2022-10-20T13:41:26.433Z INFO pintracker stateless/stateless.go:633 Restarting pin operation for bafyreifepl3y6hezsav6vwinx6qxgdpmz4lszgnnmntpm7jjsttxuhqurq
|2022-10-20T13:44:20.252Z|INFO|crdt|crdt/consensus.go:244|new pin added: bafkreibgp352z54gmjeltpecijgedoxpfdwgez2du5tz3eeu3nm6y7xuyi|
|2022-10-20T13:44:20.417Z|INFO|ipfshttp|ipfshttp/ipfshttp.go:593|IPFS Unpin request succeeded:bafyreievlo7c64nbdl7jw3jdebzi4h5mno664z3evedijw4tcpokay5s3q|
|2022-10-20T13:44:20.434Z|INFO|crdt|crdt/consensus.go:244|new pin added: bafkreicrsnpeucm3hp425qetjb7suunay7lovtoyalvkdymypk3imxoxnu|
The cluster is running with a replicationFactor of 1 and has millions of pins, as we are just using it to get around the GC issue
Note that the new node is also handling new traffic coming in from the RPC to either query data or pin new data.

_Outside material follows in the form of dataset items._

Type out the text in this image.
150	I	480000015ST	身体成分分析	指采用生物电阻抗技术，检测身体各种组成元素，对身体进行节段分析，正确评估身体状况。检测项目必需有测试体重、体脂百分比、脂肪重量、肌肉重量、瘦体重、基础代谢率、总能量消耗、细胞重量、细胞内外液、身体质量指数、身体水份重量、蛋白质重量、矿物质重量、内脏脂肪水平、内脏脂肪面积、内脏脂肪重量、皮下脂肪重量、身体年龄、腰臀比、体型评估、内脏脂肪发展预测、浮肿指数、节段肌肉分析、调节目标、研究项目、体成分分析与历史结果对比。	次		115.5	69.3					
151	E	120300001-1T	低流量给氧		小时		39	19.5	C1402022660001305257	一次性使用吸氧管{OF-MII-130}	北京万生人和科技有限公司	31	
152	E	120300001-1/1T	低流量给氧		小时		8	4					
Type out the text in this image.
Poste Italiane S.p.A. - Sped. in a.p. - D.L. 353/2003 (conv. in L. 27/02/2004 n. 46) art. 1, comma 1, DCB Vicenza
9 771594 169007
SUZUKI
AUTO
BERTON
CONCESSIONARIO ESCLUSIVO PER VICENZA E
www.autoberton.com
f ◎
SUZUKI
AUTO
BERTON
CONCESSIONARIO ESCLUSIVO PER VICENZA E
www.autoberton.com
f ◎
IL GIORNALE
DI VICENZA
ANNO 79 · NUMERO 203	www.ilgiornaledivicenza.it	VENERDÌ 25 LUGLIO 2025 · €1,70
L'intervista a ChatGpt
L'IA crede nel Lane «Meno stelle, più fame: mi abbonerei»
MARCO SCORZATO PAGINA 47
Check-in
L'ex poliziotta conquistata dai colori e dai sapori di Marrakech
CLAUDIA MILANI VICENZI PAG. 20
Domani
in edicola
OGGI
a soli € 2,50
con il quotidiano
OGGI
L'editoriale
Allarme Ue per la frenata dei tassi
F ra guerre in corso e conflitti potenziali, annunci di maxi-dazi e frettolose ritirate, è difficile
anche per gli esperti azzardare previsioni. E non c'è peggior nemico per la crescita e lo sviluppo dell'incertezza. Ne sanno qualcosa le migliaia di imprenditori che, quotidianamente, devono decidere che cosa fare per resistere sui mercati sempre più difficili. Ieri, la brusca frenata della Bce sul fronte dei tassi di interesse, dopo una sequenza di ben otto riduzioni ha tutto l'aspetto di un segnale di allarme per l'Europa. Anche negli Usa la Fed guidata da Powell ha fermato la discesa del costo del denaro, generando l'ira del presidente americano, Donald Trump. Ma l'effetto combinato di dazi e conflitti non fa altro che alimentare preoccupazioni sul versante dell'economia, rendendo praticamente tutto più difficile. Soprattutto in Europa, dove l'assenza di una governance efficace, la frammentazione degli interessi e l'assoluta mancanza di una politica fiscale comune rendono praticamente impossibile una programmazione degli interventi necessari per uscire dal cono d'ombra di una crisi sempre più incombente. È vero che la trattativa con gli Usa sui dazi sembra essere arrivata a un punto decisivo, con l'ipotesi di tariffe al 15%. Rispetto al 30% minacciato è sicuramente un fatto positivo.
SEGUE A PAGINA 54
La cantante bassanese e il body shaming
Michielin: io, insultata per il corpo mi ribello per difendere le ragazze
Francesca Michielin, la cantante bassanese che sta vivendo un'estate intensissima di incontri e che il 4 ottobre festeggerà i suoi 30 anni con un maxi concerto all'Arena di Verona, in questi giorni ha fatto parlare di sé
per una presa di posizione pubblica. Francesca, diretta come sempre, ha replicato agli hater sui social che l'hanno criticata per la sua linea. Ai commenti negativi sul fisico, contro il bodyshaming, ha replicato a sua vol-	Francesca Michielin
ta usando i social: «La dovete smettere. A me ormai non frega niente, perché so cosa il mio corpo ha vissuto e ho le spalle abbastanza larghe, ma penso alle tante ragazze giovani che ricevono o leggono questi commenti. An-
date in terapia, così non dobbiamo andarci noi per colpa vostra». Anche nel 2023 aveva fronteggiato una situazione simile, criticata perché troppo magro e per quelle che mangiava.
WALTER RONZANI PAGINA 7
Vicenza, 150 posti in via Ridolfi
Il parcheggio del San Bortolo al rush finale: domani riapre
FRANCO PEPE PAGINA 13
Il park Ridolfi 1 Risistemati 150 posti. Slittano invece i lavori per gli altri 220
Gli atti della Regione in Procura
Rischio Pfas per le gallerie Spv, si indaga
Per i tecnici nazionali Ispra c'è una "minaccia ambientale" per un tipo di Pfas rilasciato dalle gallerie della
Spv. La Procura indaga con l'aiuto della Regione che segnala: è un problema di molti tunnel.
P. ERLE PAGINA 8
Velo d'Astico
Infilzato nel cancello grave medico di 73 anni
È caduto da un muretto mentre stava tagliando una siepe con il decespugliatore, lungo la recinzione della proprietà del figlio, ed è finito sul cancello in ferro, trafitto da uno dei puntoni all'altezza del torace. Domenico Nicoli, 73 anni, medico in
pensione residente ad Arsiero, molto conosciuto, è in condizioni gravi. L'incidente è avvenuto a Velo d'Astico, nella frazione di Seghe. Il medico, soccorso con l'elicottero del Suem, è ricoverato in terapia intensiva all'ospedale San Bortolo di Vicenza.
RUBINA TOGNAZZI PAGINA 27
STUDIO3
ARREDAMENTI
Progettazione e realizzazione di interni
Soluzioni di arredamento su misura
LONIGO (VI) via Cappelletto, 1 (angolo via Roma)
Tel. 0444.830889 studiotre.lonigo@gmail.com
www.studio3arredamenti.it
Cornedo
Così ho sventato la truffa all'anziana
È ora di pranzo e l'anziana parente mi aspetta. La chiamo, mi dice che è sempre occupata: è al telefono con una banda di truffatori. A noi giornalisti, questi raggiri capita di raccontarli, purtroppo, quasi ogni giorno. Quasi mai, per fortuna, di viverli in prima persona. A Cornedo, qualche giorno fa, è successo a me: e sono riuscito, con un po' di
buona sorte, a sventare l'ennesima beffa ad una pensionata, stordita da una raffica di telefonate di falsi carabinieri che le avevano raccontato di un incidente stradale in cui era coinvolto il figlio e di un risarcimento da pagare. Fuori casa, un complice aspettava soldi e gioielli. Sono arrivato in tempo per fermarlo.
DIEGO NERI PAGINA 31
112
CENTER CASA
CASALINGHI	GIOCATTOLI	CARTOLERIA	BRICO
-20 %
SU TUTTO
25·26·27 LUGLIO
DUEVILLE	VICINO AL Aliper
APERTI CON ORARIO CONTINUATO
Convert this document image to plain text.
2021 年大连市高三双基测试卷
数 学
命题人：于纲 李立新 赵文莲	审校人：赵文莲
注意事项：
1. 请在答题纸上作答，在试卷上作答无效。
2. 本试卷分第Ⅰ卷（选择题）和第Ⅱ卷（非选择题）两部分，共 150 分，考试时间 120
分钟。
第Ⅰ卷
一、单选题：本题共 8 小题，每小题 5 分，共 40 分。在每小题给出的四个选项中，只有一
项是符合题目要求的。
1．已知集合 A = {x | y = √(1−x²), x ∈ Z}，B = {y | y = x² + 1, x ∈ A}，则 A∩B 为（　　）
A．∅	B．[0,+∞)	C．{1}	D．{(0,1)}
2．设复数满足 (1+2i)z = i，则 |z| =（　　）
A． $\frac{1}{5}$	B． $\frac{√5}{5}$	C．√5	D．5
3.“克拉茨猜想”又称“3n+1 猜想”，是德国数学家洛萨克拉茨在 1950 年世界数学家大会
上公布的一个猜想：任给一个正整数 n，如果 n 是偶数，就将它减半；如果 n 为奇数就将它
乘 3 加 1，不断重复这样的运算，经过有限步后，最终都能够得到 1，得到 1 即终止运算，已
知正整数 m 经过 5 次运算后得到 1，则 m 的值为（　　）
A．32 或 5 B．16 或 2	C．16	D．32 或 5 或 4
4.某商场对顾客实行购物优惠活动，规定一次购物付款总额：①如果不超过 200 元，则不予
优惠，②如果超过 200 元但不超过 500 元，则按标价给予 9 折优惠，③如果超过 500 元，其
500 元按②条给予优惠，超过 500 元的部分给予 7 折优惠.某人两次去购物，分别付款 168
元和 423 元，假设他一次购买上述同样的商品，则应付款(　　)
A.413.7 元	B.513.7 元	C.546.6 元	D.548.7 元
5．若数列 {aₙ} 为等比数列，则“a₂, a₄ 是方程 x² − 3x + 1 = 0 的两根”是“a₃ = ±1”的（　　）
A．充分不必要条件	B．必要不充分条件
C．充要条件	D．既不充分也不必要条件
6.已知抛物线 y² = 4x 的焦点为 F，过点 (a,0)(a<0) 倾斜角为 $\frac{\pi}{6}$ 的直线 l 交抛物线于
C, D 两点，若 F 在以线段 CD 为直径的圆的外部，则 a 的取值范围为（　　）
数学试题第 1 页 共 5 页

Below is screenshot from sensu which has been showing the node as overloaded from when it was restarted.
- What could be the issue that is causing this node to not finish its sync?
- Should we in general wait for a node to sync its state before open it for traffic when it is part of the cluster?
- Are there any metrics i could take a look at to know what is causing the bottleneck?